National shooting champion Matthew Burkett was sentenced to a year and a day in federal prison on Wednesday for defrauding clients of his Scottsdale gun-making company.
Burkett, who lives in Scottsdale, was also ordered by a judge in the U.S. District Court of Missouri to pay $576,100.48 in restitution to the victims.
He's famous in the shooting world, having racked up more than 150 state, national, and world titles in pistol competitions. He starred in three seasons of "Top Shot" on the History Channel, was featured in NBC Sports Network’s "3-Gun Nation," and had a popular line of instructional DVDs.
He founded Predator Tactical in 2010 with the plan of making high-end, custom tactical pistols and rifles. But as a businessman, he didn't shoot straight.
Predator Tactical demanded that customers pay for their guns up front. Court records accused him of taking customer payments for his own use, and spending money from loans and investors for himself instead of the company.
In April 2017, marshals arrested Burkett in Scottsdale following an indictment two months earlier by a federal grand jury in Missouri. The single count of fraud stemmed from his company's appearance at the 2012 NRA convention in St. Louis.
Burkett was released a few days later, and denied responsibility when contacted by Phoenix New Times for an article about the arrest. The indictment was full of "incorrect" information, he claimed.
"It's a hellish experience," he said at the time of the federal charge and investigation.
About a month later, New Times reported how Burkett had been arrested again after testing positive for meth, which was a violation of his release terms.
Represented by a federal public defender, he pleaded guilty in August 2018.

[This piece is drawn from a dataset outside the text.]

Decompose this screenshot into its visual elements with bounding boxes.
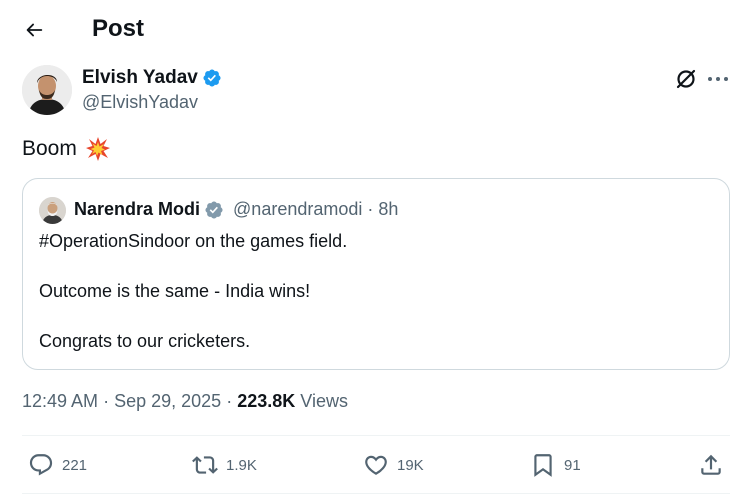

He's expected to self-surrender following a pending order from the Missouri Marshal's Office, and has requested a federal facility in or near Arizona. His company is apparently defunct; the website is dead.
Besides owing personal customers more than $427,000, Burkett has been ordered to pay large restitution amounts to several businesses that were apparently affected by the scam. For instance, he's to pay more than $42,000 to the Wild West Shooting Centre in Alberta, Canada, and another $42,000 to Master Firearms in Bangkok, Thailand.
Victims may never see much return on their loss, however: The court waived any interest on the restitution amount, noting that Burkett was unable to pay it.